CUFFT_EXEC_FAILED?

So I’m trying to write a program, part of which involves calculating 16K 128-point FFTs on a bunch of data. Here’s how I’m creating my plan:

 // Setup FFT plan

  cufftResult status = cufftPlan1d(&output_fft, num_channels, CUFFT_R2C, PTS_PER_CHAN);

  if (status != CUFFT_SUCCESS) 

    printf("Error creating forward FFT plan!\n");

num_channels = 128

PTS_PER_CHAN = 16K

This executes fine, without any errors. and now the function where I’m using it:

// ----------------------------------------------------

// Processes an input buffer of data

void process_input(char* inp_buffer, Complex* out_buffer) {

  // Copy input buffer to device

  cudaMemcpy(dev_inp_buffer, inp_buffer, sizeof(char)*io_buff_size, cudaMemcpyHostToDevice);

 // Run filter on input buffer

  run_filter<<<1, num_legs>>>(dev_inp_buffer, dev_filt_buffer, dev_sig_buffer, dev_out_sf, taps_per_leg, num_legs);

  

  // Calculate FFT on the output

  cufftResult status = cufftExecR2C(output_fft, (cufftReal*)dev_out_sf, (cufftComplex*)dev_out_cf);

  

  // Copy output back to host

  cudaMemcpy(out_buffer, dev_out_cf, sizeof(Complex)*io_buff_size, cudaMemcpyDeviceToHost);

}

inp_buffer and out_buffer are both host arrays created using cudaMallocHost, every other buffer prefixed with dev was created with cudaMalloc.
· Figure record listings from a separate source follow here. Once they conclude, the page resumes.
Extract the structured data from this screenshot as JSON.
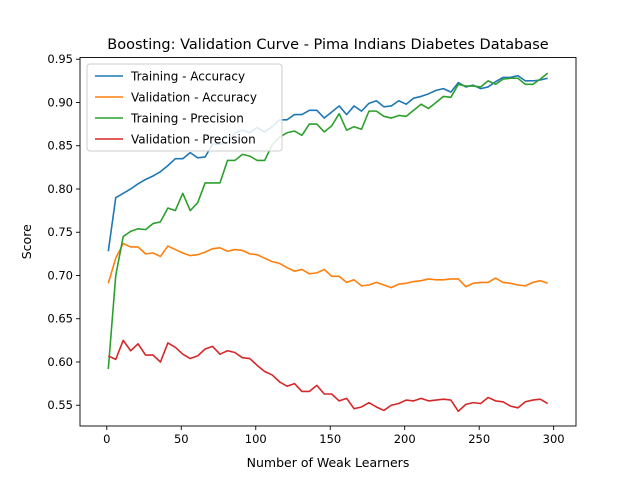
{
  "chart_data": {
    "type": "line",
    "title": "Boosting: Validation Curve - Pima Indians Diabetes Database",
    "xlabel": "Number of Weak Learners",
    "ylabel": "Score",
    "xlim": [
      -18,
      315
    ],
    "ylim": [
      0.526,
      0.952
    ],
    "xticks": [
      0,
      50,
      100,
      150,
      200,
      250,
      300
    ],
    "yticks": [
      0.55,
      0.6,
      0.65,
      0.7,
      0.75,
      0.8,
      0.85,
      0.9,
      0.95
    ],
    "xtick_labels": [
      "0",
      "50",
      "100",
      "150",
      "200",
      "250",
      "300"
    ],
    "ytick_labels": [
      "0.55",
      "0.60",
      "0.65",
      "0.70",
      "0.75",
      "0.80",
      "0.85",
      "0.90",
      "0.95"
    ],
    "grid": false,
    "legend_position": "top-left",
    "x": [
      1,
      6,
      11,
      16,
      21,
      26,
      31,
      36,
      41,
      46,
      51,
      56,
      61,
      66,
      71,
      76,
      81,
      86,
      91,
      96,
      101,
      106,
      111,
      116,
      121,
      126,
      131,
      136,
      141,
      146,
      151,
      156,
      161,
      166,
      171,
      176,
      181,
      186,
      191,
      196,
      201,
      206,
      211,
      216,
      221,
      226,
      231,
      236,
      241,
      246,
      251,
      256,
      261,
      266,
      271,
      276,
      281,
      286,
      291,
      296
    ],
    "series": [
      {
        "name": "Training - Accuracy",
        "color": "#1f77b4",
        "values": [
          0.728,
          0.79,
          0.795,
          0.8,
          0.806,
          0.811,
          0.815,
          0.82,
          0.827,
          0.835,
          0.835,
          0.842,
          0.836,
          0.837,
          0.852,
          0.852,
          0.853,
          0.865,
          0.868,
          0.865,
          0.871,
          0.866,
          0.872,
          0.88,
          0.88,
          0.886,
          0.886,
          0.891,
          0.891,
          0.882,
          0.889,
          0.896,
          0.886,
          0.896,
          0.89,
          0.899,
          0.902,
          0.895,
          0.896,
          0.902,
          0.898,
          0.905,
          0.907,
          0.91,
          0.914,
          0.916,
          0.912,
          0.923,
          0.918,
          0.92,
          0.916,
          0.918,
          0.924,
          0.929,
          0.929,
          0.931,
          0.925,
          0.925,
          0.926,
          0.928
        ]
      },
      {
        "name": "Validation - Accuracy",
        "color": "#ff7f0e",
        "values": [
          0.691,
          0.72,
          0.737,
          0.733,
          0.733,
          0.725,
          0.726,
          0.722,
          0.734,
          0.73,
          0.726,
          0.723,
          0.724,
          0.727,
          0.731,
          0.732,
          0.728,
          0.73,
          0.729,
          0.725,
          0.724,
          0.72,
          0.716,
          0.714,
          0.709,
          0.705,
          0.707,
          0.702,
          0.703,
          0.707,
          0.699,
          0.699,
          0.692,
          0.695,
          0.688,
          0.689,
          0.692,
          0.689,
          0.686,
          0.69,
          0.691,
          0.693,
          0.694,
          0.696,
          0.695,
          0.695,
          0.696,
          0.696,
          0.687,
          0.691,
          0.692,
          0.692,
          0.697,
          0.692,
          0.691,
          0.689,
          0.688,
          0.692,
          0.694,
          0.691
        ]
      },
      {
        "name": "Training - Precision",
        "color": "#2ca02c",
        "values": [
          0.592,
          0.7,
          0.745,
          0.751,
          0.754,
          0.753,
          0.76,
          0.762,
          0.778,
          0.775,
          0.795,
          0.775,
          0.784,
          0.807,
          0.807,
          0.807,
          0.833,
          0.833,
          0.84,
          0.838,
          0.833,
          0.833,
          0.851,
          0.86,
          0.865,
          0.867,
          0.862,
          0.875,
          0.875,
          0.866,
          0.873,
          0.887,
          0.868,
          0.872,
          0.869,
          0.89,
          0.89,
          0.884,
          0.882,
          0.885,
          0.884,
          0.891,
          0.898,
          0.893,
          0.9,
          0.907,
          0.906,
          0.921,
          0.919,
          0.919,
          0.918,
          0.925,
          0.921,
          0.927,
          0.928,
          0.928,
          0.921,
          0.921,
          0.927,
          0.934
        ]
      },
      {
        "name": "Validation - Precision",
        "color": "#d62728",
        "values": [
          0.607,
          0.603,
          0.625,
          0.613,
          0.621,
          0.608,
          0.608,
          0.6,
          0.622,
          0.617,
          0.609,
          0.604,
          0.607,
          0.615,
          0.618,
          0.609,
          0.613,
          0.611,
          0.605,
          0.604,
          0.596,
          0.589,
          0.585,
          0.577,
          0.572,
          0.575,
          0.566,
          0.566,
          0.573,
          0.563,
          0.563,
          0.555,
          0.558,
          0.546,
          0.548,
          0.553,
          0.548,
          0.544,
          0.55,
          0.552,
          0.556,
          0.555,
          0.558,
          0.555,
          0.556,
          0.557,
          0.556,
          0.543,
          0.551,
          0.553,
          0.552,
          0.559,
          0.555,
          0.554,
          0.549,
          0.547,
          0.554,
          0.556,
          0.557,
          0.552
        ]
      }
    ]
  }
}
But this execution of the FFT fails with CUFFT_EXEC_FAILED, and I’m at a loss to explain why, I’ve got other stuff using FFTs that seems to run fine. Thoughts?

Edit:

I should note I’m on RHEL 4, no X Server is running and I’m running on V2.0 of the toolkit

I tried commenting out the kernel call and the FFT calls seem to work just fine then. Must be clobbering memory somehow.